Article Preview
Top2. Text Representation
Feature selection algorithm seeks to retain certain characteristics to optimize classification performance by removing the noise and redundancy. The feature extraction is to represent original features into another space through some sort of transformation. This transformation is a kind of representation from high-dimensional vector space to low-dimensional vector space.

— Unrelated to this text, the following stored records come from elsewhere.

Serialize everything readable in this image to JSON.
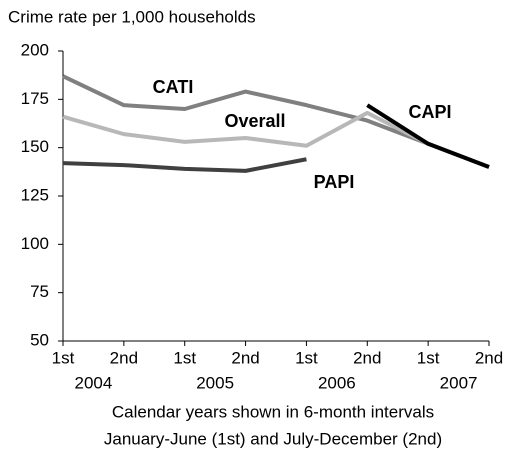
{
  "chart_data": {
    "type": "line",
    "title": "Crime rate per 1,000 households",
    "x_label": [
      "Calendar years shown in 6-month intervals",
      "January-June (1st) and July-December (2nd)"
    ],
    "categories": [
      "1st",
      "2nd",
      "1st",
      "2nd",
      "1st",
      "2nd",
      "1st",
      "2nd"
    ],
    "category_groups": [
      "2004",
      "2005",
      "2006",
      "2007"
    ],
    "series": [
      {
        "name": "CATI",
        "color": "#808080",
        "values": [
          187,
          172,
          170,
          179,
          172,
          164,
          152,
          140
        ]
      },
      {
        "name": "Overall",
        "color": "#b8b8b8",
        "values": [
          166,
          157,
          153,
          155,
          151,
          168,
          152,
          140
        ]
      },
      {
        "name": "PAPI",
        "color": "#404040",
        "values": [
          142,
          141,
          139,
          138,
          144,
          null,
          null,
          null
        ]
      },
      {
        "name": "CAPI",
        "color": "#000000",
        "values": [
          null,
          null,
          null,
          null,
          null,
          172,
          152,
          140
        ]
      }
    ],
    "ylim": [
      50,
      200
    ],
    "yticks": [
      50,
      75,
      100,
      125,
      150,
      175,
      200
    ],
    "grid": false
  }
}
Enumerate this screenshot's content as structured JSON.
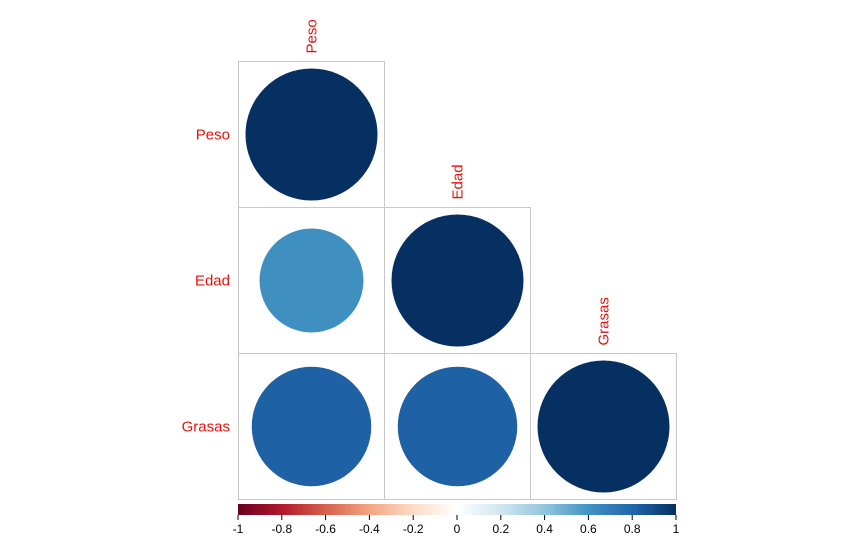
{
  "chart_data": {
    "type": "heatmap",
    "title": "",
    "variables": [
      "Peso",
      "Edad",
      "Grasas"
    ],
    "matrix_shape": "lower-triangular",
    "method": "circle",
    "values": [
      {
        "row": "Peso",
        "col": "Peso",
        "value": 1.0
      },
      {
        "row": "Edad",
        "col": "Peso",
        "value": 0.62
      },
      {
        "row": "Edad",
        "col": "Edad",
        "value": 1.0
      },
      {
        "row": "Grasas",
        "col": "Peso",
        "value": 0.82
      },
      {
        "row": "Grasas",
        "col": "Edad",
        "value": 0.82
      },
      {
        "row": "Grasas",
        "col": "Grasas",
        "value": 1.0
      }
    ],
    "colorbar": {
      "range": [
        -1,
        1
      ],
      "tick_labels": [
        "-1",
        "-0.8",
        "-0.6",
        "-0.4",
        "-0.2",
        "0",
        "0.2",
        "0.4",
        "0.6",
        "0.8",
        "1"
      ]
    },
    "label_color": "#e8120c",
    "grid": true
  }
}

Vector space model (VSM) (Salton, 1975) is still the most popular method for text representation, which reduces each document in the corpus to a vector of real numbers. Related research focuses on what are the most appropriate terms for document representation and how to calculate the weight of these terms. Much research adopt “word” or “n - gram” as terms and tf*idf as weight.
Although the reduction of tf*idf has some attractive features including the identification of words that are discriminatory for all documents in the collection, the approach also provides a relatively small amount of reduction in description length and reveals little in the way of inter or intra of the structure statistical document. To overcome these shortcomings, researchers have proposed several methods for dimensionality reduction, including latent semantic indexing (LSI) (Deerwester, 1990).

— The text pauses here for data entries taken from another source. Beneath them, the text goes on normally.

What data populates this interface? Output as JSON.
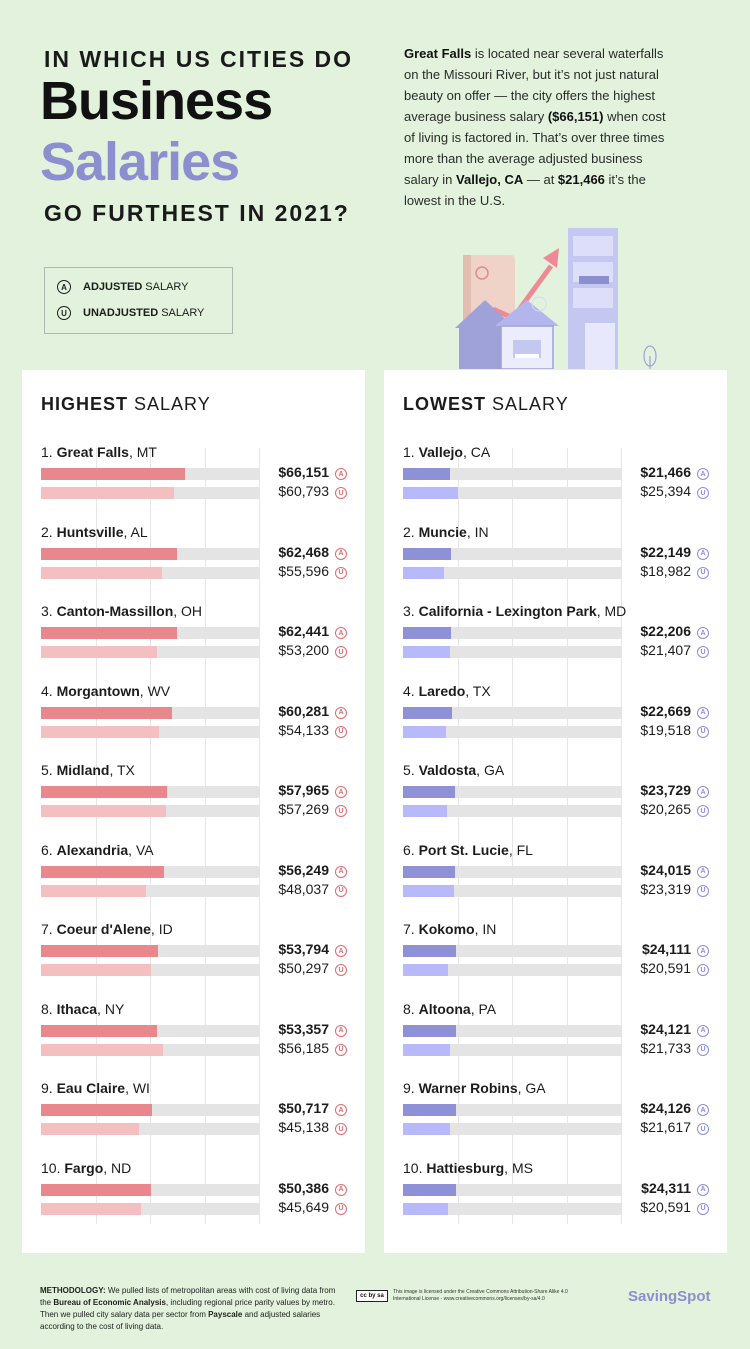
{
  "header": {
    "line1": "IN WHICH US CITIES DO",
    "big1": "Business",
    "big2": "Salaries",
    "line3": "GO FURTHEST IN 2021?"
  },
  "intro": {
    "p1_bold": "Great Falls",
    "p1_a": " is located near several waterfalls on the Missouri River, but it’s not just natural beauty on offer — the city offers the highest average business salary ",
    "p1_bold2": "($66,151)",
    "p1_b": " when cost of living is factored in. That’s over three times more than the average adjusted business salary in ",
    "p1_bold3": "Vallejo, CA",
    "p1_c": " — at ",
    "p1_bold4": "$21,466",
    "p1_d": " it’s the lowest in the U.S."
  },
  "legend": {
    "adjusted_icon": "A",
    "adjusted_bold": "ADJUSTED",
    "adjusted_rest": "SALARY",
    "unadjusted_icon": "U",
    "unadjusted_bold": "UNADJUSTED",
    "unadjusted_rest": "SALARY"
  },
  "colors": {
    "high_adjusted": "#e8878c",
    "high_unadjusted": "#f3bfc1",
    "low_adjusted": "#8e91d6",
    "low_unadjusted": "#b7b9fa",
    "high_badge": "#e06a70",
    "low_badge": "#8a8ee0",
    "accent": "#8b8fcf"
  },
  "chart_data": [
    {
      "type": "bar",
      "title_bold": "HIGHEST",
      "title_rest": "SALARY",
      "xlim": [
        0,
        100000
      ],
      "series_names": [
        "Adjusted Salary",
        "Unadjusted Salary"
      ],
      "rows": [
        {
          "rank": "1.",
          "city": "Great Falls",
          "state": "MT",
          "adjusted": 66151,
          "unadjusted": 60793,
          "adjusted_label": "$66,151",
          "unadjusted_label": "$60,793"
        },
        {
          "rank": "2.",
          "city": "Huntsville",
          "state": "AL",
          "adjusted": 62468,
          "unadjusted": 55596,
          "adjusted_label": "$62,468",
          "unadjusted_label": "$55,596"
        },
        {
          "rank": "3.",
          "city": "Canton-Massillon",
          "state": "OH",
          "adjusted": 62441,
          "unadjusted": 53200,
          "adjusted_label": "$62,441",
          "unadjusted_label": "$53,200"
        },
        {
          "rank": "4.",
          "city": "Morgantown",
          "state": "WV",
          "adjusted": 60281,
          "unadjusted": 54133,
          "adjusted_label": "$60,281",
          "unadjusted_label": "$54,133"
        },
        {
          "rank": "5.",
          "city": "Midland",
          "state": "TX",
          "adjusted": 57965,
          "unadjusted": 57269,
          "adjusted_label": "$57,965",
          "unadjusted_label": "$57,269"
        },
        {
          "rank": "6.",
          "city": "Alexandria",
          "state": "VA",
          "adjusted": 56249,
          "unadjusted": 48037,
          "adjusted_label": "$56,249",
          "unadjusted_label": "$48,037"
        },
        {
          "rank": "7.",
          "city": "Coeur d'Alene",
          "state": "ID",
          "adjusted": 53794,
          "unadjusted": 50297,
          "adjusted_label": "$53,794",
          "unadjusted_label": "$50,297"
        },
        {
          "rank": "8.",
          "city": "Ithaca",
          "state": "NY",
          "adjusted": 53357,
          "unadjusted": 56185,
          "adjusted_label": "$53,357",
          "unadjusted_label": "$56,185"
        },
        {
          "rank": "9.",
          "city": "Eau Claire",
          "state": "WI",
          "adjusted": 50717,
          "unadjusted": 45138,
          "adjusted_label": "$50,717",
          "unadjusted_label": "$45,138"
        },
        {
          "rank": "10.",
          "city": "Fargo",
          "state": "ND",
          "adjusted": 50386,
          "unadjusted": 45649,
          "adjusted_label": "$50,386",
          "unadjusted_label": "$45,649"
        }
      ]
    },
    {
      "type": "bar",
      "title_bold": "LOWEST",
      "title_rest": "SALARY",
      "xlim": [
        0,
        100000
      ],
      "series_names": [
        "Adjusted Salary",
        "Unadjusted Salary"
      ],
      "rows": [
        {
          "rank": "1.",
          "city": "Vallejo",
          "state": "CA",
          "adjusted": 21466,
          "unadjusted": 25394,
          "adjusted_label": "$21,466",
          "unadjusted_label": "$25,394"
        },
        {
          "rank": "2.",
          "city": "Muncie",
          "state": "IN",
          "adjusted": 22149,
          "unadjusted": 18982,
          "adjusted_label": "$22,149",
          "unadjusted_label": "$18,982"
        },
        {
          "rank": "3.",
          "city": "California - Lexington Park",
          "state": "MD",
          "adjusted": 22206,
          "unadjusted": 21407,
          "adjusted_label": "$22,206",
          "unadjusted_label": "$21,407"
        },
        {
          "rank": "4.",
          "city": "Laredo",
          "state": "TX",
          "adjusted": 22669,
          "unadjusted": 19518,
          "adjusted_label": "$22,669",
          "unadjusted_label": "$19,518"
        },
        {
          "rank": "5.",
          "city": "Valdosta",
          "state": "GA",
          "adjusted": 23729,
          "unadjusted": 20265,
          "adjusted_label": "$23,729",
          "unadjusted_label": "$20,265"
        },
        {
          "rank": "6.",
          "city": "Port St. Lucie",
          "state": "FL",
          "adjusted": 24015,
          "unadjusted": 23319,
          "adjusted_label": "$24,015",
          "unadjusted_label": "$23,319"
        },
        {
          "rank": "7.",
          "city": "Kokomo",
          "state": "IN",
          "adjusted": 24111,
          "unadjusted": 20591,
          "adjusted_label": "$24,111",
          "unadjusted_label": "$20,591"
        },
        {
          "rank": "8.",
          "city": "Altoona",
          "state": "PA",
          "adjusted": 24121,
          "unadjusted": 21733,
          "adjusted_label": "$24,121",
          "unadjusted_label": "$21,733"
        },
        {
          "rank": "9.",
          "city": "Warner Robins",
          "state": "GA",
          "adjusted": 24126,
          "unadjusted": 21617,
          "adjusted_label": "$24,126",
          "unadjusted_label": "$21,617"
        },
        {
          "rank": "10.",
          "city": "Hattiesburg",
          "state": "MS",
          "adjusted": 24311,
          "unadjusted": 20591,
          "adjusted_label": "$24,311",
          "unadjusted_label": "$20,591"
        }
      ]
    }
  ],
  "footer": {
    "method_bold": "METHODOLOGY:",
    "method_a": " We pulled lists of metropolitan areas with cost of living data from the ",
    "method_bold2": "Bureau of Economic Analysis",
    "method_b": ", including regional price parity values by metro. Then we pulled city salary data per sector from ",
    "method_bold3": "Payscale",
    "method_c": " and adjusted salaries according to the cost of living data.",
    "cc_logo": "cc by sa",
    "license": "This image is licensed under the Creative Commons Attribution-Share Alike 4.0 International License - www.creativecommons.org/licenses/by-sa/4.0",
    "brand": "SavingSpot"
  }
}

LSI uses a singular value decomposition of the matrix X to identify a subspace in the space of tf*idf features that capture most of the variance in the collection. This approach can achieve significant compression in large collections. In fact, according to Deerwester et al, derived characteristics of LSI, which are linear combinations of the original tf*idf features can capture some aspects of basics linguistic notions such as synonymy and polysemy.